"Scott Walker, Please Come Home" says Major Wisconsin Editorial 

"Scott Walker, Please Come Home" says Major Wisconsin Editorial

When you point a finger, there are 3 more pointing back at you

The headline just says it all. Things are so bad here in the Legislature that the newspaper is begging Scott Walker to come home, if only for a short time.

This isn't from The Onion, but from the most highly read Wisconsin newspaper, the Milwaukee Journal Sentinel. One that has endorsed Scott Walker, tends to ignore his bad news, and prints his talking points like Gospel.

But here in Wisconsin, the budget he proposed last winter is foundering, and not because of Democratic opposition but because his Republican colleagues can't come to terms. Last week, Republican leaders were sniping at each other over whether Assembly Republicans wanted to delay the reconstruction of the Zoo Interchange to build pressure for increasing the gas tax or vehicle registration fees.

The impasse is apparently over how to pay for the transportation budget and how to finance a deal for a new arena in downtown Milwaukee. These are big issues, and they deserve Walker's attention. In addition, as an editorial on Friday on this page noted, there are a host of items in the budget that simply shouldn't be there. Mainly, they're non-budget items sneaked into the budget with little discussion or public input, a practice that candidate Walker decried in 2010. In an informal Journal Sentinel poll last week, readers overwhelmingly were giving the Legislature an F grade on its handling of the budget.

(bolding is mine)

I've also written about the mayhem that Republican Legislators brought to the budget process while Walker has been out campaigning (unannounced) for President. And, in an editorial last week, the newspapers' editorial staff seemed to agree.

But there's another problem with this budget: It's so full of non-budget dead weight that it's kind of amazing it doesn't just sink of its own accord.

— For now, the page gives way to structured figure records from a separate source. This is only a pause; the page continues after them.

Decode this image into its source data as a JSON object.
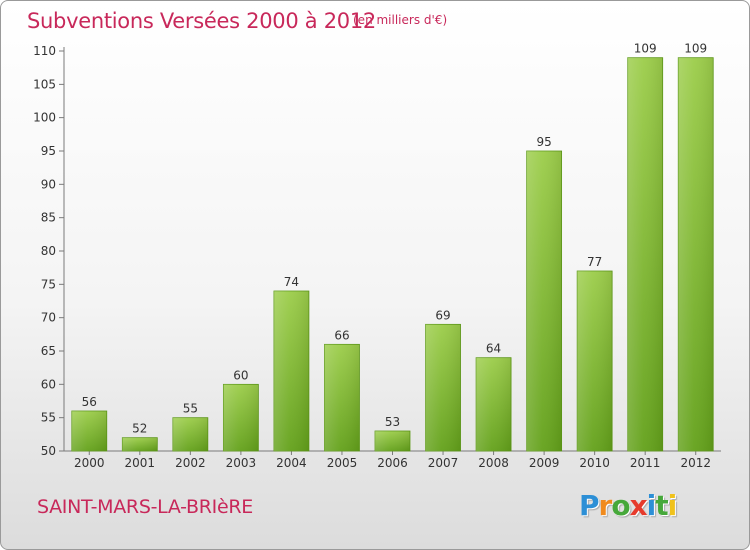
{
  "header": {
    "title": "Subventions Versées 2000 à 2012",
    "subtitle": "(en milliers d'€)"
  },
  "footer": {
    "commune": "SAINT-MARS-LA-BRIèRE",
    "brand_letters": [
      "P",
      "r",
      "o",
      "x",
      "i",
      "t",
      "i"
    ],
    "brand_colors": [
      "#2c8fd6",
      "#f08a1c",
      "#46a83a",
      "#e63a2c",
      "#2c8fd6",
      "#46a83a",
      "#f0c21c"
    ]
  },
  "chart_data": {
    "type": "bar",
    "title": "Subventions Versées 2000 à 2012",
    "subtitle": "(en milliers d'€)",
    "categories": [
      "2000",
      "2001",
      "2002",
      "2003",
      "2004",
      "2005",
      "2006",
      "2007",
      "2008",
      "2009",
      "2010",
      "2011",
      "2012"
    ],
    "values": [
      56,
      52,
      55,
      60,
      74,
      66,
      53,
      69,
      64,
      95,
      77,
      109,
      109
    ],
    "ylim": [
      50,
      110
    ],
    "yticks": [
      50,
      55,
      60,
      65,
      70,
      75,
      80,
      85,
      90,
      95,
      100,
      105,
      110
    ],
    "grid": false,
    "bar_color_top": "#9ccd4a",
    "bar_color_bottom": "#63a11a",
    "xlabel": "",
    "ylabel": ""
  }
}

On their own, many of these items are worthy of discussion and may be even worthy of passage. But most are policy matters that have little or nothing to do with the state's fiscal books. They deserve full and separate consideration — including public hearings and a healthy public debate — before they become law. Instead, they've been quietly inserted into the budget, often in the wee hours, to avoid public scrutiny. Citizens should demand they be removed from the budget; legislators should have the decency to do so.